Risale Haber-Haber Merkezi
Aksiyoner Hukukçular Derneği Genel Başkanı Av. Emrullah Beytar, Vicdan-ı red tartışmasını en çok yapması gerekenlerin Nur talebeleri olduğunu söyledi.
Taraf gazetesindeki yazısında vicdani red kavramının muhafazakar hatta “İslamcı” zihin kodlarıyla örtüşmediğini belirten Beytar, “Bunun sebebini Said Nursi’nin tarih okumalarında yakalamak mümkündür. Nursi’nin talebelerine yönelik yazmış olduğu bir mektupta İslam tarihinde bir kırılma noktasına işaret etmektedir. Nursi’nin tarihi bin yıl geriye götürerek aslında Hz. Hasan ve Hz. Hüseyin’e bağlılığı ifade etmekte ve yanı zamanda bu tarihten sonra müfsit aletlerle özellikle israiliyatlarla rahnelenen kalb-i umumi, efkar-ı amme ve vicdan-ı umuminin nasıl tamir edilebileciğinin işaretlerini vermiştir” dedi.
Hz. Peygamber ve dört halife döneminde düzenli bir ordu bulunmadığını ifade eden Beytar, “Kemalizim mayasıyla mayalanmış Türkiye devletinde ise Emeviler’den gelme düzenli ordu geleneğini genişleterek devam ettirdi. Erkek yurttaşlara zorunlu askerlik uygulaması ve askerliğe karşı çıkanları kanunlarla ve mahkemelerle korkutarak sindirmeye çalışarak iktidar sahipleri iktidarlarını uzun süre sürdürmeyi başarmışlardır. Batı toplumundaki vicdan-ı red hareketi bizim kendi tarihimizle yüzleşmeyi ve gerçek asrı saadet İslamıyla tanışmaya vesile olabilir ümidindeyim” şeklinde yazdı.
Said Nursi’nin, esaret altında ve işkenceli bir hayat sürmüş olmasına rağmen doğru bildiklerini dile getirmekten asla geri kalmadığını vurgulayan Beytar, yazısını şöyle sürdürdü:
“Kur’an’ın bizi maddi müdafaadan men ettiğini söylediği gibi ‘Kur’an’ın yüzer ayetine aykırı uygulamaların olduğu bir sisteme bırakın benim gibi dindar insanların, ehl-i vicdan olan herkesin muhalif olması gerektiğini de’ mahkeme salonlarında dile getirmiştir. (Bu fotoğraf halen varlığını muhafaza etmektedir. Çünkü Kur’anın ruhu olan adalet ve fazilet henüz bu sistemle tanışmış değillerdir.) Nursi’nin bu muhalif çizgisi ve düşüncesi askerlik algısına ve askerliğe bakışına da sirayet eder.

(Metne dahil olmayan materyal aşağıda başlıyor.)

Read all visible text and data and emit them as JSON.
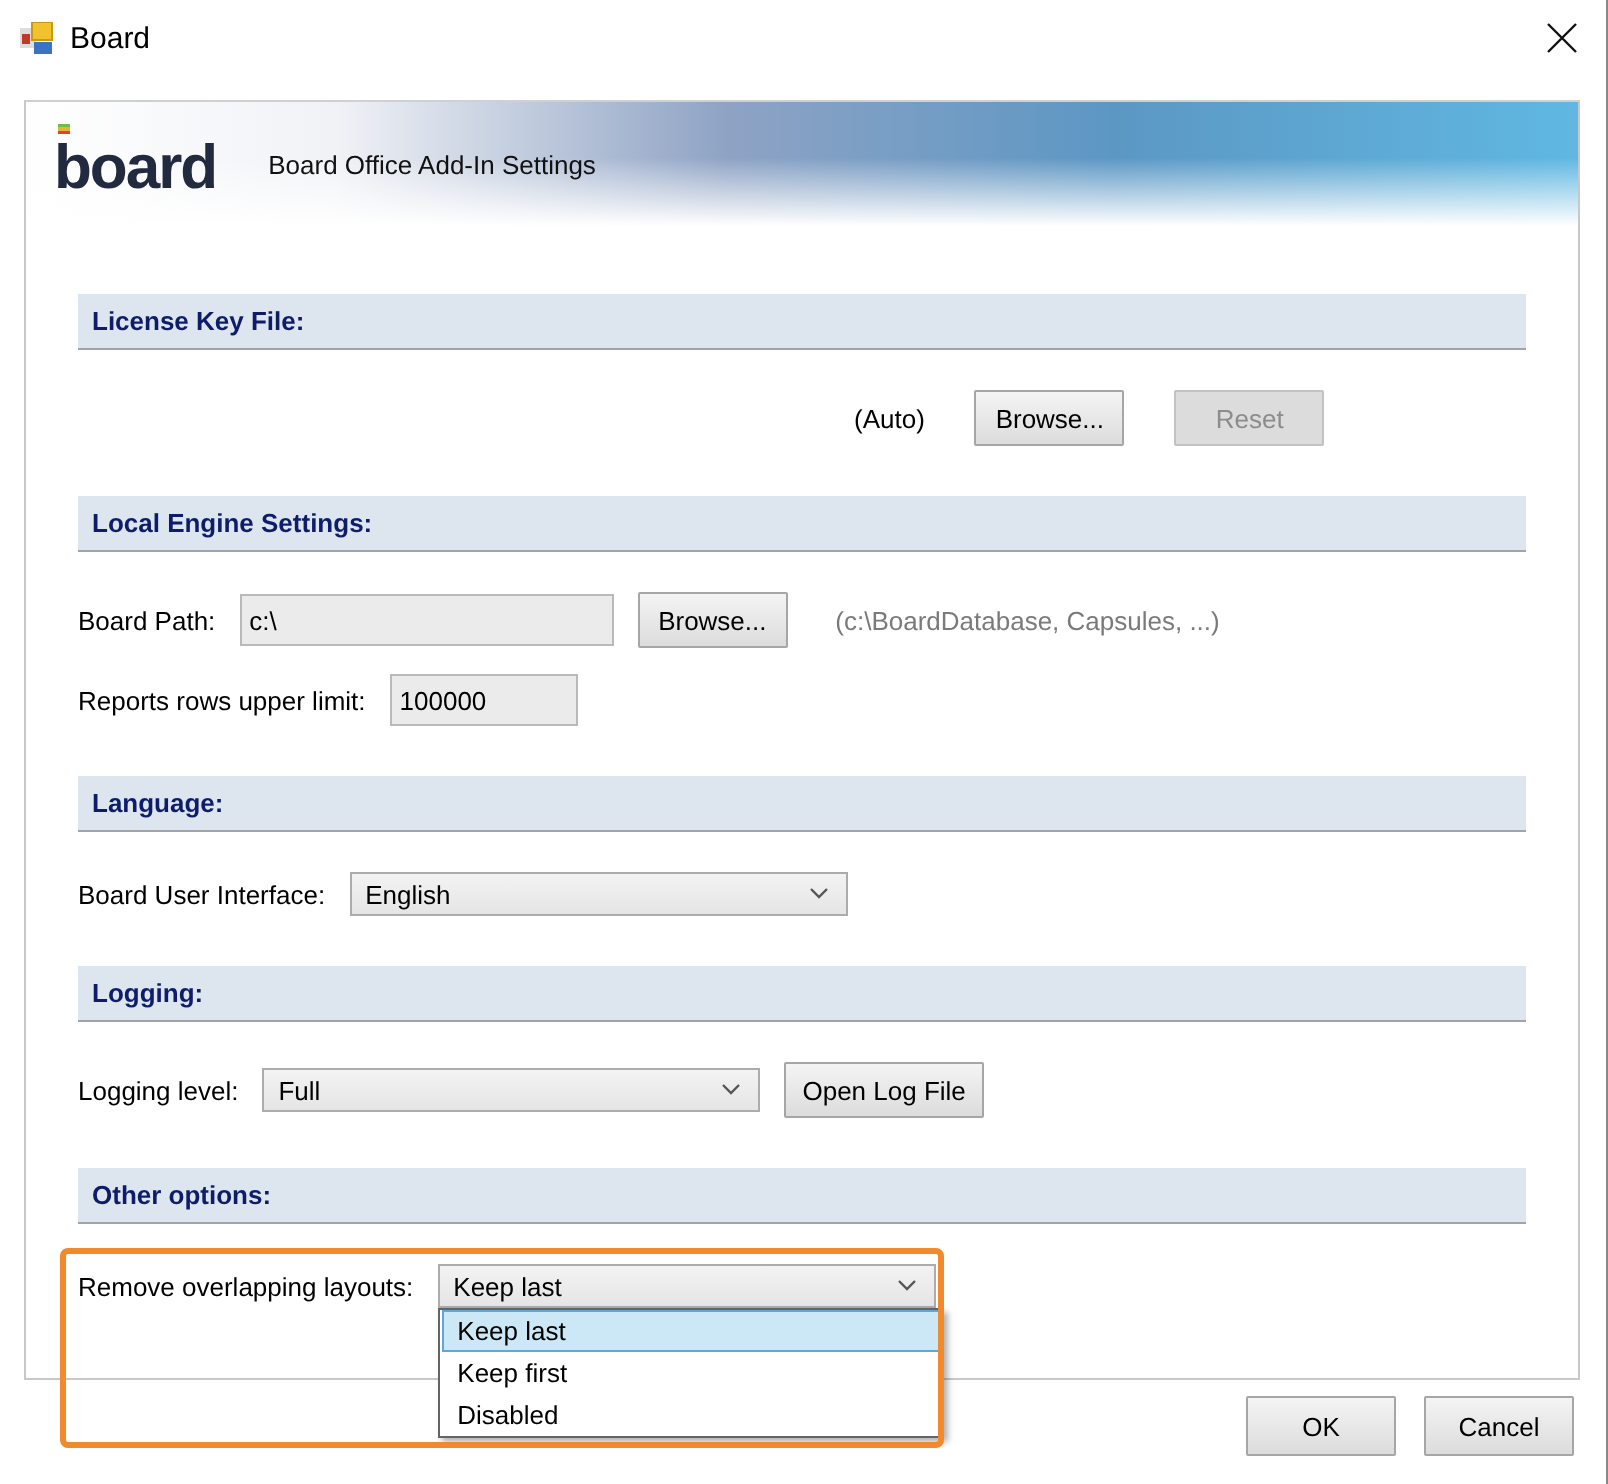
{
  "window": {
    "title": "Board"
  },
  "header": {
    "logo": "board",
    "title": "Board Office Add-In Settings"
  },
  "sections": [
    {
      "title": "License Key File:",
      "lines": [
        {
          "controls": [
            {
              "kind": "text",
              "text": "(Auto)"
            },
            {
              "kind": "button",
              "label": "Browse...",
              "disabled": false
            },
            {
              "kind": "button",
              "label": "Reset",
              "disabled": true
            }
          ]
        }
      ]
    },
    {
      "title": "Local Engine Settings:",
      "lines": [
        {
          "controls": [
            {
              "kind": "label",
              "text": "Board Path:"
            },
            {
              "kind": "field",
              "value": "c:\\"
            },
            {
              "kind": "button",
              "label": "Browse...",
              "disabled": false
            },
            {
              "kind": "hint",
              "text": "(c:\\BoardDatabase, Capsules, ...)"
            }
          ]
        },
        {
          "controls": [
            {
              "kind": "label",
              "text": "Reports rows upper limit:"
            },
            {
              "kind": "field",
              "value": "100000"
            }
          ]
        }
      ]
    },
    {
      "title": "Language:",
      "lines": [
        {
          "controls": [
            {
              "kind": "label",
              "text": "Board User Interface:"
            },
            {
              "kind": "combo",
              "value": "English",
              "expanded": false
            }
          ]
        }
      ]
    },
    {
      "title": "Logging:",
      "lines": [
        {
          "controls": [
            {
              "kind": "label",
              "text": "Logging level:"
            },
            {
              "kind": "combo",
              "value": "Full",
              "expanded": false
            },
            {
              "kind": "button",
              "label": "Open Log File",
              "disabled": false
            }
          ]
        }
      ]
    },
    {
      "title": "Other options:",
      "lines": [
        {
          "controls": [
            {
              "kind": "label",
              "text": "Remove overlapping layouts:"
            },
            {
              "kind": "combo",
              "value": "Keep last",
              "expanded": true,
              "options": [
                {
                  "label": "Keep last",
                  "selected": true
                },
                {
                  "label": "Keep first",
                  "selected": false
                },
                {
                  "label": "Disabled",
                  "selected": false
                }
              ]
            }
          ]
        }
      ]
    }
  ],
  "buttons": [
    {
      "label": "OK"
    },
    {
      "label": "Cancel"
    }
  ]
}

En has talebesi asker kökenli olmasına rağmen talebelerini askere göndermemek için elinden gelen gayreti gösterir.
“Benim param olsa, hüsn-ü rızamla, böyle kıymettar kardeşlerimin her birisini askerlikten kurtarmak için bedel-i nakdiye bin lira kadarda olsa verirdim” diyerek talebelerini askerlikten kurtarmanın yollarını aramıştır. Nursi’nin esaret, sürgün ve istibdatın zirve yaptığı ve vicdani red kavramının henüz hayat bulmadığı bir dönemde zikrettiği bu sözler açıktan vicdan-ı reddi tavsiye etmese de talebelerini peygamber ocağına göndermek istemediğinin açık bir delildir.
“İnsanlık tarihinin ortak birikimleri ve tamamlanmayan bir değer olarak karşımızda duran insan hakları literatürüne yeni girmiş bulunan Vicdan-ı red kavramını korkmadan medeni bir şekilde tartışılması gerekir. Bu tartışmayı da en çok yapması gerekenlerin Nur talebeleri olduğu düşüncesindeyim. Çünkü Said Nursi, Risale-i Nur hareketinin misyonundan birini hatta en önemlisini; bin yıldan beri rahnelenmiş bulunan vicdan-ı umumi ve efkarı ammeyi tedavi etmek, bozulmaya yüz tutmuş vicdanı bozulmaktan kurtarmak olduğu söyler. Bu tartışmayı, siyasi cereyanlardan bağımsız bir şekilde yapabildiğimiz takdirde Hz Ali’nin talebeliğini ve Gavsı Azam’ın(k.s) desteğini kazanmış oluruz. Aksi tutum dar ağacı denilen kabir istasyonunda ebede giden şifendiferi beklerken zillet altında ab-ı hayatı yudumlamaya devam ederek sırların ortaya çıkacağı günü beklemeye devam edeceğiz. O gün zihin kodlarımızı değiştirmek istesek de değiştiremeyiz.